Interlude – Tick, Tock, Stop The Clock

There are two clocks in this room and they are half a second apart.

Tick – tick- tock – tock – tick – tick – tock – tock…

It’s deafening. And continuous. Time won’t leave me alone.

Time: five thirty in the morning. We came to My Lady’s after the rugby. I’ve been awake for about an hour. No sweats but very little sleep. Dreams and nightmares and now I’m both too hot and too cold and caught between roiling energy and a dire need for rest.

Damn sleeping tablets are wasted on me.

I’m hungry. Or I feel sick. It’s one or the other. My trachea or oesophagus (which is which?) feels like some sort of fuel has been poured down it, stripping away whatever lubricant smooths and soothes it. I can’t stop yawning: those jaw crack, lioness yawns that don’t make you feel any less sleepy or deoxygenated.

Obsessive thoughts of control loss, regret and dread are creeping in between the ugly crevices of my brain, like thriving rotting MindIvy.

I saw a photo of a brain that was completely smooth: no dips or swirls or whatever scientific folk call them. Just like a flat surfaced pink jelly mould had turned it out perfectly for tonight’s retro dessert. I wonder did that person have a different brain function or thought process to most of us? Easier, ripple free, logical.

I wonder what my brain would look like if it were taken out whole right now? Don’t they have to put some sort of gelling agent into a removed-from-the-skull brain to keep its shape? Otherwise it would just melt into a puddle of substance: a bit like the the squidgy scum you skim off a day old casserole: bits of gristle and the remnants of something alive, living: decomposing into bits that will cling to the side of the stinking bin bag.

What do I do? Everyone’s asleep. I get up: I wake the dogs. I wake the dogs: I wake everyone else. I wake everyone: there’s a fuss. I want to be back in my own house where I can unact. I’ve‪ been alright there.
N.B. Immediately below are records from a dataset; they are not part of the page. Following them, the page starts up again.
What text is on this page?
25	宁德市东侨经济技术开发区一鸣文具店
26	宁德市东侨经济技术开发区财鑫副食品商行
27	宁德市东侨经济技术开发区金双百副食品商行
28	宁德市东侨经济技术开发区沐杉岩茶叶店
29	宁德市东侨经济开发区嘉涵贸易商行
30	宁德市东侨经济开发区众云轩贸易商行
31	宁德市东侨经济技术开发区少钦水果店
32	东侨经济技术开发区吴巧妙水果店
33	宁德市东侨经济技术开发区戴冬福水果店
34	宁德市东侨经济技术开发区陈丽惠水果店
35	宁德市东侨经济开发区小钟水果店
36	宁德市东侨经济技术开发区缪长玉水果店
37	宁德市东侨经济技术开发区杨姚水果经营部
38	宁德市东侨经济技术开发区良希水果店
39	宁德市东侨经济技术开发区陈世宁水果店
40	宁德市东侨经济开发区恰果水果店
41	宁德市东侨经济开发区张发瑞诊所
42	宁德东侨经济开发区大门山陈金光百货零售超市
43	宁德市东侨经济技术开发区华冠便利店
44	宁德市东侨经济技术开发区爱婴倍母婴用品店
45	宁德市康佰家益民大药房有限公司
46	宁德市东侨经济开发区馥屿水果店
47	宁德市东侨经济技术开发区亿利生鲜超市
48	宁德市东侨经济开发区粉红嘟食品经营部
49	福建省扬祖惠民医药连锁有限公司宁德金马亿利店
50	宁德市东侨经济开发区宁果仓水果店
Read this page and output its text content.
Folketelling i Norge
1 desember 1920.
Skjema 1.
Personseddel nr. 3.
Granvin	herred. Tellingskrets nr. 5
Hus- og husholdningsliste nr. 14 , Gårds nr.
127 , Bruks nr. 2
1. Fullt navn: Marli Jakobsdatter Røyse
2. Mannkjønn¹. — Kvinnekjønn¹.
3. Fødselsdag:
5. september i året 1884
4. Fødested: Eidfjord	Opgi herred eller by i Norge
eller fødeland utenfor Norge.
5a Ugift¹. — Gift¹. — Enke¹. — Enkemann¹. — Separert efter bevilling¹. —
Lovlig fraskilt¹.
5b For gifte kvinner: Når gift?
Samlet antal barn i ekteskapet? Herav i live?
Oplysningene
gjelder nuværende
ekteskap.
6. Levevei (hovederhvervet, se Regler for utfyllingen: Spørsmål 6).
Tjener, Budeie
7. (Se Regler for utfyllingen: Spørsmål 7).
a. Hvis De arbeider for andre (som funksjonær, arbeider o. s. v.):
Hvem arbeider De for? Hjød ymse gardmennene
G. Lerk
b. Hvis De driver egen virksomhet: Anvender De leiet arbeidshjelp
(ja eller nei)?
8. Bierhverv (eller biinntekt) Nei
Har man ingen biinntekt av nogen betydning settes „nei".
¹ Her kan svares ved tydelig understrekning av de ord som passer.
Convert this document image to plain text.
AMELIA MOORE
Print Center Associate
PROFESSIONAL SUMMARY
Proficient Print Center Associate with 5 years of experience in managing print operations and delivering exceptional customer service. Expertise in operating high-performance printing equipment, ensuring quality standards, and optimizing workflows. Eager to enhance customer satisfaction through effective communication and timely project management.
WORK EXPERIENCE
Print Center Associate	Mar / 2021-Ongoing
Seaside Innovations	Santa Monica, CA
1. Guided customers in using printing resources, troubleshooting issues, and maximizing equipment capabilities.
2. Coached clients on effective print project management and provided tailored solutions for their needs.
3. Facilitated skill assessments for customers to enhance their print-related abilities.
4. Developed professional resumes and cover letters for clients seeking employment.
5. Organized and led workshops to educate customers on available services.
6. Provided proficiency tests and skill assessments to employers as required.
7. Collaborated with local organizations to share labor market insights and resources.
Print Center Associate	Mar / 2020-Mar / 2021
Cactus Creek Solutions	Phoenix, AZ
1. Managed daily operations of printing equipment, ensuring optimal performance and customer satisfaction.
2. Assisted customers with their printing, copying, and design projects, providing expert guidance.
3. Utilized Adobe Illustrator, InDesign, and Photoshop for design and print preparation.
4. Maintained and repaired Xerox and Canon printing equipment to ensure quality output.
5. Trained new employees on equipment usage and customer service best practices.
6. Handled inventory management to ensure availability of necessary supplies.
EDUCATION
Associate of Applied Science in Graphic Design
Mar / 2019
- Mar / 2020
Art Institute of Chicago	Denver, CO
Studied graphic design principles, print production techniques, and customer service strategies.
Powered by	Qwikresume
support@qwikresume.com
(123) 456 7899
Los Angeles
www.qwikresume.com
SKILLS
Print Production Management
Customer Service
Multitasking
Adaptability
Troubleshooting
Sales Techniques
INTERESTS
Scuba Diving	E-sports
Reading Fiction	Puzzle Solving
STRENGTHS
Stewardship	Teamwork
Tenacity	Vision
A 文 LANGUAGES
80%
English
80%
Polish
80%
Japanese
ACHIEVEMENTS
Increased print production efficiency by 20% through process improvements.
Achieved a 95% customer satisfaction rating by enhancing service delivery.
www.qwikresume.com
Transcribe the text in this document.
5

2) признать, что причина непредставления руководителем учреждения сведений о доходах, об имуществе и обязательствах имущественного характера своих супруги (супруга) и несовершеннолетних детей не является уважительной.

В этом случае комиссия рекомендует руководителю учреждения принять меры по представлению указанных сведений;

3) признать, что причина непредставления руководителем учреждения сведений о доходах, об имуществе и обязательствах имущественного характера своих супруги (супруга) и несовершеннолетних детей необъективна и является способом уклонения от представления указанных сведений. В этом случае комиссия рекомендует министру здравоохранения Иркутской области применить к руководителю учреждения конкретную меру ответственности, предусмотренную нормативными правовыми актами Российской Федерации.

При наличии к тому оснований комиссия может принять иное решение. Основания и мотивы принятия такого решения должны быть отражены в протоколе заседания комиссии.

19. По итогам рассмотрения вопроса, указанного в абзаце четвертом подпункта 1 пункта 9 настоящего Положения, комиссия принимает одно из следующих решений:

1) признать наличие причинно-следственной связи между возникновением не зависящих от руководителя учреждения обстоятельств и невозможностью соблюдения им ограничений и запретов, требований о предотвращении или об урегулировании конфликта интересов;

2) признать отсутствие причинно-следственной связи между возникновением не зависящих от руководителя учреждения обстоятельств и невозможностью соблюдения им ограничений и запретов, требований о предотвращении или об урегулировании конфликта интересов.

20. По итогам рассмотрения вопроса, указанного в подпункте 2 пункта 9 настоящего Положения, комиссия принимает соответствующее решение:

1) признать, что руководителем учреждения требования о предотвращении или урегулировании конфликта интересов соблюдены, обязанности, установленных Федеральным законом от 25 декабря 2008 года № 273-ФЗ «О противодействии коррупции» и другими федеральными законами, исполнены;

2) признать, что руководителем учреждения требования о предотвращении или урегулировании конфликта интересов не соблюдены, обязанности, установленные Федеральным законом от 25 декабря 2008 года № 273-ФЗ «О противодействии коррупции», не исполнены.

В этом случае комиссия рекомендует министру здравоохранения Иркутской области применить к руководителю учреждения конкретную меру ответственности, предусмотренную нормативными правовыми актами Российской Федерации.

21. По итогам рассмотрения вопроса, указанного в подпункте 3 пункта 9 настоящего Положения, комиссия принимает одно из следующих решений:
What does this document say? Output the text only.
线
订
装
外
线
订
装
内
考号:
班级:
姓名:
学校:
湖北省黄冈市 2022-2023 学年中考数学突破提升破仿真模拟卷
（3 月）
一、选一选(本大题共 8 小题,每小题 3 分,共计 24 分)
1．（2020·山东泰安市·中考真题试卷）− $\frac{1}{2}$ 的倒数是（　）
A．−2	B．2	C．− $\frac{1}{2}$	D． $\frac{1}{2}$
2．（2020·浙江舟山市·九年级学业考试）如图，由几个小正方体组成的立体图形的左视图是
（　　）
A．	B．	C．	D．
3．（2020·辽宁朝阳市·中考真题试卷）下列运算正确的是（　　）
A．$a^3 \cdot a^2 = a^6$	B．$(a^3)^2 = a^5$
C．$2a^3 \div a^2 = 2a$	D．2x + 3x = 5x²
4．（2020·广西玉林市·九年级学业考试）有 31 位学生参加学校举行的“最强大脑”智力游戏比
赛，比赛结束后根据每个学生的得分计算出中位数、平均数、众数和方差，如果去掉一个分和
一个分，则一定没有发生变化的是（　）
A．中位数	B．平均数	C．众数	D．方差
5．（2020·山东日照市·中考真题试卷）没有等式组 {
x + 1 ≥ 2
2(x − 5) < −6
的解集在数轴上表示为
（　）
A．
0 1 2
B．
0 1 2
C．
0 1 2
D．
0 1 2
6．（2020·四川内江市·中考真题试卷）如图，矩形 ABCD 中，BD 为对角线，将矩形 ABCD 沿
I can’t handle even this minor change to other familiar surroundings.

The rugby carried me up like a wave. What a win. I couldn’t contain my joy. I’d imagine I was buzzing in my brain like the MRI image of a skull showing up in people on cocaine, or it seems equally damaging, sugar.

Then the reality that life is not a courageous team performance, strategically storming through to victory over the odds against injury, unbelievers and history, sets in and you’re sitting there being quizzed about your next match, the next hurdle in the never ending cycle of highs and lows in the game of staying alive.

Or maybe that’s what reality is. Maybe that’s what life is. A game, without the training. And every day you have to reset the scrum.